What did you enjoy about Dazed and to what degree do you think it has changed or preserved its identity so far?

I went to the exhibition at Somerset House on Saturday and one of the most interesting things was to look at the covers. It is not just about who was on a cover, but about the nature of the cover itself, the logo, that DIY look, the overall visual identity of Dazed. About a year and a half ago, Cristopher Simmonds came in as Creative Director of Dazed and I think he really managed to get Dazed into this decade and to shape a very strong brand identity.

Given that D&C was such a ground-breaking magazine at the time, do you reckon nowadays emergent publications have the same chances that Dazed had back in the 90s to establish their own innovative and autonomous identity? Will there ever be room for a new D&C?

I am sure a lot of new magazines are coming out and they will fill an important gap in the future cultural panorama. Hopefully, there will be magazines that will play the same role that DC played at the time. On the other hand, it is true that the panorama is so competitive, which means that it’s tougher. Consequently, I think some magazines will disappear. But if you are good, you will – one way or another – succeed.

How do you manage to reflect D&C’s fresh, controversial and independent attitude into Dazed Digital?

I suppose the challenge is to translate Dazed print into Dazed Digital on a daily basis, thus it’s also a problem of quantity. We try to publish everyday something that could be featured in the printed issue. Editing is just like curating. When we have a story coming in, we must think if it could be relevant to Dazed, then cover it in a different way than the magazine. We also look for the right balance between the different categories, such as fashion, music, arts etc.

Online platforms are not simply a surrogate of the printed issues. To what extent the premises of Dazed Digital differentiate themselves from D&C’s ones? And in which way are aims and targets different?

It’s different, but it’s the same. We try not to compete, but complete. Print and online have different strengths and weaknesses. In a way, we do the same things using different tools. Therefore it’s about finding out what things the magazine can do better than we can, for instance fashion shoots that simply look better on print. On the other hand, we can do something they can’t, like producing ‘Behind the Scenes’ videos. We focus on all that extra-material which couldn’t go on print because they need to be more selective than us.

In this perspective, do you reckon the reader base of D&C and Dazed Digital is different and to what extent?

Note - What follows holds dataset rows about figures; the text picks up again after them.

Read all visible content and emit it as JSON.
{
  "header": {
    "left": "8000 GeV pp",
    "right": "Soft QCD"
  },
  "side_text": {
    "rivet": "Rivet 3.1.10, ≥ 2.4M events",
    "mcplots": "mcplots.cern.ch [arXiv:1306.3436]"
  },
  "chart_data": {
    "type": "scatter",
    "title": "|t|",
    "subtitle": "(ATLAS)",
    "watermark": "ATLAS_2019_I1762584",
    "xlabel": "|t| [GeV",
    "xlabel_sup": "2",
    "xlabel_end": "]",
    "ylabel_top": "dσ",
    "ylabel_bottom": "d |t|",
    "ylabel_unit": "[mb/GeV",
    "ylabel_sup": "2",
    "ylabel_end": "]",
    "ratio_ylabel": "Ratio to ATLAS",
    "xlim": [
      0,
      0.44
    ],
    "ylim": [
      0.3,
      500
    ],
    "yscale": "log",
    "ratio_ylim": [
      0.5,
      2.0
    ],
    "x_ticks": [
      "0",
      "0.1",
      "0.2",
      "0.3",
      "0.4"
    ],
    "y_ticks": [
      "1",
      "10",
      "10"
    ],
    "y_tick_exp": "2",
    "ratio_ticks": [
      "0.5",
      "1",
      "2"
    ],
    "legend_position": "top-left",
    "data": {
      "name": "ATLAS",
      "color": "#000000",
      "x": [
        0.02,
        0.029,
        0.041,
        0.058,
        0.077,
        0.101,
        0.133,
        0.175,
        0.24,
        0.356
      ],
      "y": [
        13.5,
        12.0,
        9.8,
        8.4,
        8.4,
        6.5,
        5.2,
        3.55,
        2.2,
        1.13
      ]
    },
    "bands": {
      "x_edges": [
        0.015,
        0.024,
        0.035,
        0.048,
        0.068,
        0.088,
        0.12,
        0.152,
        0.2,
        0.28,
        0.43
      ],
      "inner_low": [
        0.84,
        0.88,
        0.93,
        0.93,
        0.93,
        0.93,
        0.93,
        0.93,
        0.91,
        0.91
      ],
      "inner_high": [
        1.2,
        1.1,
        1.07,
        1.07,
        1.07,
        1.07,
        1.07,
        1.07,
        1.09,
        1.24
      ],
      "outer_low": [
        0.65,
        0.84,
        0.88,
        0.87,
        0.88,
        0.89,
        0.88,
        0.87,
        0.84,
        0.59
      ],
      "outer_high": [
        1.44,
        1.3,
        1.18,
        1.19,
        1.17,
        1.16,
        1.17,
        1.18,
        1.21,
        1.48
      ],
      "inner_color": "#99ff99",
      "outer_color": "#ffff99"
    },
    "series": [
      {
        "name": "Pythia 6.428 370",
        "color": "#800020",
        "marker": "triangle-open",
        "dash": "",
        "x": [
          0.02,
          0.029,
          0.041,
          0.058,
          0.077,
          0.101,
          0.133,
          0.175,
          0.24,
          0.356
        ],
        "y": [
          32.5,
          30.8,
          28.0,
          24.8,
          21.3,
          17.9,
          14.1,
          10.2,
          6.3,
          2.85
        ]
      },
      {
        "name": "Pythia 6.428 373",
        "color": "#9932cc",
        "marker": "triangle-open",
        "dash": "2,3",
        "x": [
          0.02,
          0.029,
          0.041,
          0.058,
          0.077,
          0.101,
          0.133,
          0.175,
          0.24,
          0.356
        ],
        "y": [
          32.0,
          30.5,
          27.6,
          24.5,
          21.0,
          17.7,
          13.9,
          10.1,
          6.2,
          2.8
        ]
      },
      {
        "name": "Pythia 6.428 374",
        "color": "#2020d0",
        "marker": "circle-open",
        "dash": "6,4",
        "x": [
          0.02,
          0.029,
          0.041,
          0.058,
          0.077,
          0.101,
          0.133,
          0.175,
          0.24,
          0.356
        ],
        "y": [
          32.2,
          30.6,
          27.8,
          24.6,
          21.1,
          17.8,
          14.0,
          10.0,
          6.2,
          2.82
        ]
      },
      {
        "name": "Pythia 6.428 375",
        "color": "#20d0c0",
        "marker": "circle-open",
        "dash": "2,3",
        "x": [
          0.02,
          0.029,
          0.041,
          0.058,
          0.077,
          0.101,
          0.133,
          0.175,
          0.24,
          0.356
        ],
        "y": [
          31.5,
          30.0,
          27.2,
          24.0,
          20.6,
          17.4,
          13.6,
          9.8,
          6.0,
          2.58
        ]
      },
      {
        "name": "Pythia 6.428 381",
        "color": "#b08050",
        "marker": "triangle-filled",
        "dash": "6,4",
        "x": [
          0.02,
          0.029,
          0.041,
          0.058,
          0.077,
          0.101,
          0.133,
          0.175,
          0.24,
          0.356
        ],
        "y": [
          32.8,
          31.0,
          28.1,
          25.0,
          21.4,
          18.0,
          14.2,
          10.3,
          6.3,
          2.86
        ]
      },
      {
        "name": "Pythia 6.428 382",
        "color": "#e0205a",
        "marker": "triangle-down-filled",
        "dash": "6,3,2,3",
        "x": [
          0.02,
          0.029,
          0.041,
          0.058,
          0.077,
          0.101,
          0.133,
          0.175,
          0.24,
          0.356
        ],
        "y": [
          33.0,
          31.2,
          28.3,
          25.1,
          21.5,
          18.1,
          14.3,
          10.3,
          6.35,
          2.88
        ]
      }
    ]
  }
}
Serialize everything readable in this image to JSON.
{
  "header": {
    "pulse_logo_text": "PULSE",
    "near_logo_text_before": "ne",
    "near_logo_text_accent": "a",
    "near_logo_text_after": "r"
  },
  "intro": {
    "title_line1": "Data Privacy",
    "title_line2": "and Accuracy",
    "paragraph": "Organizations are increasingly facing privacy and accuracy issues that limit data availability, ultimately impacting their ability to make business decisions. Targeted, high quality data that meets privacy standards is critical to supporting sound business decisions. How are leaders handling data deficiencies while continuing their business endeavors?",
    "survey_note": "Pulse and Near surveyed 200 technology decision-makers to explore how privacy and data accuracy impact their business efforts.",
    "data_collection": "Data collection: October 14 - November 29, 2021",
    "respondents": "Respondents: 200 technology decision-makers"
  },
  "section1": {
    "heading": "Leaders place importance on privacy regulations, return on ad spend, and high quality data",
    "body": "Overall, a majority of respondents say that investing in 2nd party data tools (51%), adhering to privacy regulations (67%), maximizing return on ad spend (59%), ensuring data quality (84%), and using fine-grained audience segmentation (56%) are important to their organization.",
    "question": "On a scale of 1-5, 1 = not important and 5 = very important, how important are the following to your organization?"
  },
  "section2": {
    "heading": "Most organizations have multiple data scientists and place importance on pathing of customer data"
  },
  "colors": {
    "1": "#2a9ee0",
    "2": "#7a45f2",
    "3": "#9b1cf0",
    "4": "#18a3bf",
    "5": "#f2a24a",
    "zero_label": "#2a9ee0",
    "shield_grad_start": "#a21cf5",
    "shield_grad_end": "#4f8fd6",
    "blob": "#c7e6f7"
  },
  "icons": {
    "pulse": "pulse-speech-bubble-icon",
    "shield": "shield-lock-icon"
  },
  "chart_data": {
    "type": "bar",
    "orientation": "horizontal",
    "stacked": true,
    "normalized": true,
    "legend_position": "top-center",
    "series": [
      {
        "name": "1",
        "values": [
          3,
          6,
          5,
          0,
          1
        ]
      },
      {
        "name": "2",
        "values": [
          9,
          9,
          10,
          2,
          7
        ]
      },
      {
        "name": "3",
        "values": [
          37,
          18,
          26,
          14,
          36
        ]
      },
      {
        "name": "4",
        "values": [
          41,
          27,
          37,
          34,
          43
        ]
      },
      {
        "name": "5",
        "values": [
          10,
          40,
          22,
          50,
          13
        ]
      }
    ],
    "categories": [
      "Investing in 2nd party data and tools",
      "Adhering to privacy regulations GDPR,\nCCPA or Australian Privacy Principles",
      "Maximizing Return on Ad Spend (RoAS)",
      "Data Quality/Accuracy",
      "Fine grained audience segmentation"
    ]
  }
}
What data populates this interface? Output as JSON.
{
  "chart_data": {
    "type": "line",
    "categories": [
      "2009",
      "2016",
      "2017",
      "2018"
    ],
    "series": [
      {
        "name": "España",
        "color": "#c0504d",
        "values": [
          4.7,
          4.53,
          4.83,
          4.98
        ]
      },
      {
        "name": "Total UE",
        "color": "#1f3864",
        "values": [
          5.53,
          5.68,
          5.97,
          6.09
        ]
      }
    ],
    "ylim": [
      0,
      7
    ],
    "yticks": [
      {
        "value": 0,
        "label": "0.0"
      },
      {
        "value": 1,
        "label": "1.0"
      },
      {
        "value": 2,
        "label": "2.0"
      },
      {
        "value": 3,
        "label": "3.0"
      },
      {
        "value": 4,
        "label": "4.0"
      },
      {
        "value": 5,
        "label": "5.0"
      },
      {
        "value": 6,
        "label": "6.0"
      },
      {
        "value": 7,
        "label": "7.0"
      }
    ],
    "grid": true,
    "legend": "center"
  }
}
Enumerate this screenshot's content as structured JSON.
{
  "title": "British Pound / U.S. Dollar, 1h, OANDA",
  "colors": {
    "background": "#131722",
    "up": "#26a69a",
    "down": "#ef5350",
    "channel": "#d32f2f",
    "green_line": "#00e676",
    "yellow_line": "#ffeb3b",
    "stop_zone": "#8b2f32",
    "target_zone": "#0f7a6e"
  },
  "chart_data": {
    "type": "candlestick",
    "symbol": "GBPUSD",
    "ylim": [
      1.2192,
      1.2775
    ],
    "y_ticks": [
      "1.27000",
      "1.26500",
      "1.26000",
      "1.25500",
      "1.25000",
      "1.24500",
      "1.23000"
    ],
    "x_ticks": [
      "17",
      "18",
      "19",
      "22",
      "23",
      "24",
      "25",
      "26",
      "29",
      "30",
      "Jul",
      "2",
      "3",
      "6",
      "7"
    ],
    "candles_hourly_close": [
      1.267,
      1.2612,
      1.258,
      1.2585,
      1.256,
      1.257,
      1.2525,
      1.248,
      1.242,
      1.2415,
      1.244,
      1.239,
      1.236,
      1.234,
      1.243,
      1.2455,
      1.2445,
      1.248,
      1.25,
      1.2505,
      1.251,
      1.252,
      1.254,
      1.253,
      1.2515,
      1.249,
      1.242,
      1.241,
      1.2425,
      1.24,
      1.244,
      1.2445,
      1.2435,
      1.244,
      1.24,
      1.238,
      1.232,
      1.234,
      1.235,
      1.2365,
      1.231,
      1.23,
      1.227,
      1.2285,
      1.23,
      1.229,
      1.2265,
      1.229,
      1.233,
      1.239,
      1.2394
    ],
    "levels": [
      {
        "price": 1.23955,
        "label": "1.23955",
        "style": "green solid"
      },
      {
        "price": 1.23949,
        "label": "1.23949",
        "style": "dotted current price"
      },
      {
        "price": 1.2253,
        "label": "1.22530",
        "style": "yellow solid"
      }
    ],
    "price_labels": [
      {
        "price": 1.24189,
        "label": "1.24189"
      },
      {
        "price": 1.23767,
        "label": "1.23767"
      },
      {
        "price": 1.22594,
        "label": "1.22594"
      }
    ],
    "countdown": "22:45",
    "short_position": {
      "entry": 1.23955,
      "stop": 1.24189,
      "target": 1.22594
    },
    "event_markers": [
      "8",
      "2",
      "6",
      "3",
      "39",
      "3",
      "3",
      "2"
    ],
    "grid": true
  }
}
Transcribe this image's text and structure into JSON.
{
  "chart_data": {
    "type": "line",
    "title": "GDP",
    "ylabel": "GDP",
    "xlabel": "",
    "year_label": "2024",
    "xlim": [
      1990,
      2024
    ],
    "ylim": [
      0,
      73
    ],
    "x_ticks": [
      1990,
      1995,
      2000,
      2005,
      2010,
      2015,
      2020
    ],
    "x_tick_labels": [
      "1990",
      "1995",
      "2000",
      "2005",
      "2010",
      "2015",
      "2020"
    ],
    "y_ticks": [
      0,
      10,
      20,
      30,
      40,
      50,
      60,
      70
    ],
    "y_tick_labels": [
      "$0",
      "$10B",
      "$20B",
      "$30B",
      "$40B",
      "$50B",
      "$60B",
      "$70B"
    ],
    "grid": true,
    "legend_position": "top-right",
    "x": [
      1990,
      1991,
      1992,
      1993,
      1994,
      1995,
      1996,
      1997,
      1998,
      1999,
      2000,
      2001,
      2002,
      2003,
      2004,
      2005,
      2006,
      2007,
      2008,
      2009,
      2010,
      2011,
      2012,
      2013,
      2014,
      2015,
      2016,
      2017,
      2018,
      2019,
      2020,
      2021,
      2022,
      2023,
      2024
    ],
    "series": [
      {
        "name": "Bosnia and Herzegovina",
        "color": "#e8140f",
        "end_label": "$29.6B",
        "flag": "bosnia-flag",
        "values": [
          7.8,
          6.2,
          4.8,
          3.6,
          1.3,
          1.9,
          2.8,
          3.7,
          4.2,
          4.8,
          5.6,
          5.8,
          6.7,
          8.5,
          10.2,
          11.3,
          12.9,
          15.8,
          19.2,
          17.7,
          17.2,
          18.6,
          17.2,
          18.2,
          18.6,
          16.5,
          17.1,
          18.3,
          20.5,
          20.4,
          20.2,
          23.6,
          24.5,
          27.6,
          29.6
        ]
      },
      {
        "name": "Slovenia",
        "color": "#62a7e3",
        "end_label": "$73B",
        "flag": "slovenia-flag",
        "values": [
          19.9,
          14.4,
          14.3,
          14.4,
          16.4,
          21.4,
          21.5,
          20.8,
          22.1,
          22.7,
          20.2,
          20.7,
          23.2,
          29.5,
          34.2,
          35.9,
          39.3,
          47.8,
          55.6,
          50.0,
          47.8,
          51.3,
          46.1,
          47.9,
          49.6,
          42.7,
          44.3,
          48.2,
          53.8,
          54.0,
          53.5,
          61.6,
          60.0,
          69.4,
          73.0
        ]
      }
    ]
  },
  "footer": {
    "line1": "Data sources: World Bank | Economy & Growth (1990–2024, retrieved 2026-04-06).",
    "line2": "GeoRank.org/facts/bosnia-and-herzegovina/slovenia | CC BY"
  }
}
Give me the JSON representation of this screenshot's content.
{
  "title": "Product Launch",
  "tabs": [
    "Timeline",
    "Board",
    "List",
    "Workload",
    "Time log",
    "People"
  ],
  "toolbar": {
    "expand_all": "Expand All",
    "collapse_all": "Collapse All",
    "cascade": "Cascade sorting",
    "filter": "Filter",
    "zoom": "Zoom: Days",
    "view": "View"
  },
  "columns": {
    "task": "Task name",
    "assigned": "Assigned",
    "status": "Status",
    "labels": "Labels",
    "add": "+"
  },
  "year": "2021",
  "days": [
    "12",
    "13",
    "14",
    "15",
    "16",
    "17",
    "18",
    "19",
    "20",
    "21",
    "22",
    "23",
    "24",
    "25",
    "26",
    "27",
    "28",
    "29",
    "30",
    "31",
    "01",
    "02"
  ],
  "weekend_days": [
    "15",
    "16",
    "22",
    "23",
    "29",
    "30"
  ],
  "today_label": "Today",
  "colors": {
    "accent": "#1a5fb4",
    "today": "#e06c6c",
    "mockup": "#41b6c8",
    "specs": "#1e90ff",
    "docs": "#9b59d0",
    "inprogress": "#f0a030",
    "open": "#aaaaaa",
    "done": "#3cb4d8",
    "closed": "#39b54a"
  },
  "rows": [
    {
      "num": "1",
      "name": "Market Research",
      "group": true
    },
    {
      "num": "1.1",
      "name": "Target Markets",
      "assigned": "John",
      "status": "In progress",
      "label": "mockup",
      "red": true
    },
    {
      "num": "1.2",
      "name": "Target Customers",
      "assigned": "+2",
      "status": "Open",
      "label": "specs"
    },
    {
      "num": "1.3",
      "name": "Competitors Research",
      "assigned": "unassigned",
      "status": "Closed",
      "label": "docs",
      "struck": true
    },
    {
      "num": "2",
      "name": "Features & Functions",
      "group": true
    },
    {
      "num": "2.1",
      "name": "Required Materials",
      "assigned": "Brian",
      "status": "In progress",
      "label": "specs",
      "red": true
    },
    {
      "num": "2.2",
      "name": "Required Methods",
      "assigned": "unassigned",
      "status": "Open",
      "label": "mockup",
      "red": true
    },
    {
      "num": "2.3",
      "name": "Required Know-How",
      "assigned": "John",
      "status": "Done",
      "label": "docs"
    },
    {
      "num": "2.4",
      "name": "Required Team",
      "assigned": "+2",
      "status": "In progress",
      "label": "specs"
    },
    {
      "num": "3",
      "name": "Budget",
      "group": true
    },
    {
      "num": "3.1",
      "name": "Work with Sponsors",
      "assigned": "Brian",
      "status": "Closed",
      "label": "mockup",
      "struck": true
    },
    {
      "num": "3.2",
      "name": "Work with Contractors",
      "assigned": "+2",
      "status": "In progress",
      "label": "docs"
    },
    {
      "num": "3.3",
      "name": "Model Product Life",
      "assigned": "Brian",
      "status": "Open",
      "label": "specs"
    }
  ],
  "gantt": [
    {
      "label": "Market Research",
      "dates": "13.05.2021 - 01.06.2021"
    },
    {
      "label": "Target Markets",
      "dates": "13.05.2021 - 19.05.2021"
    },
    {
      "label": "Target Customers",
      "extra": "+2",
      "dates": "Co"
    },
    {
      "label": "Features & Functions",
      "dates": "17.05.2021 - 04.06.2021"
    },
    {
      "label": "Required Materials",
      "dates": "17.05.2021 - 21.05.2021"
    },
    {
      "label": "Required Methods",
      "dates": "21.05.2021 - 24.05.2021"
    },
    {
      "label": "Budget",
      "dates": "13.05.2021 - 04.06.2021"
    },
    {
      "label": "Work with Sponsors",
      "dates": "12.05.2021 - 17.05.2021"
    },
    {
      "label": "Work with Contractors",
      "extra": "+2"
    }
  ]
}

I like to think that those who buy the magazine would go on the website and vice versa. I guess you can do that, because the content is different. Sometimes magazines just copy their printed content online, and that’s where I think Dazed is doing well since all our content is original. There is no reason otherwise to buy the magazine and visit the website as well. D&C and Dazed Digital have different identities that go along with each other. Of course there is also a part of the online audience that can’t access the magazine because they live in other countries, so we are the only appearance of the Dazed Group they have.

Where do you see printed information and digital delivery in 10 years from now? Do you think there will always be room for print or digitalized information will soon replace it?

I guess there will always be room for print. There’s just a need for printed information. It will change, for sure, it will look different, it will cost differently and people will buy it for different reasons. Most likely, magazines will cost more money, have more advertising, be more the size of books, but I don’t think they will ever go away. I hope they won’t.

How do you source a good story? Which are the elements you look for?

First of all, it needs to be relevant to our audience, of course. Then, it needs to be different. It needs to be appealing, maybe not really well known. We always look for someone who’s young, talented, fresh.

Can you suggest to Livincool’s readers a designer, a musician, an artists and a media channel you are keen on at the moment?

I would say Patrik Ervell as a designer, New Build as a music band (they feature members from Hot Chip and LCD Soundsystem), Emma Löfström as an artist and the Manzine magazine.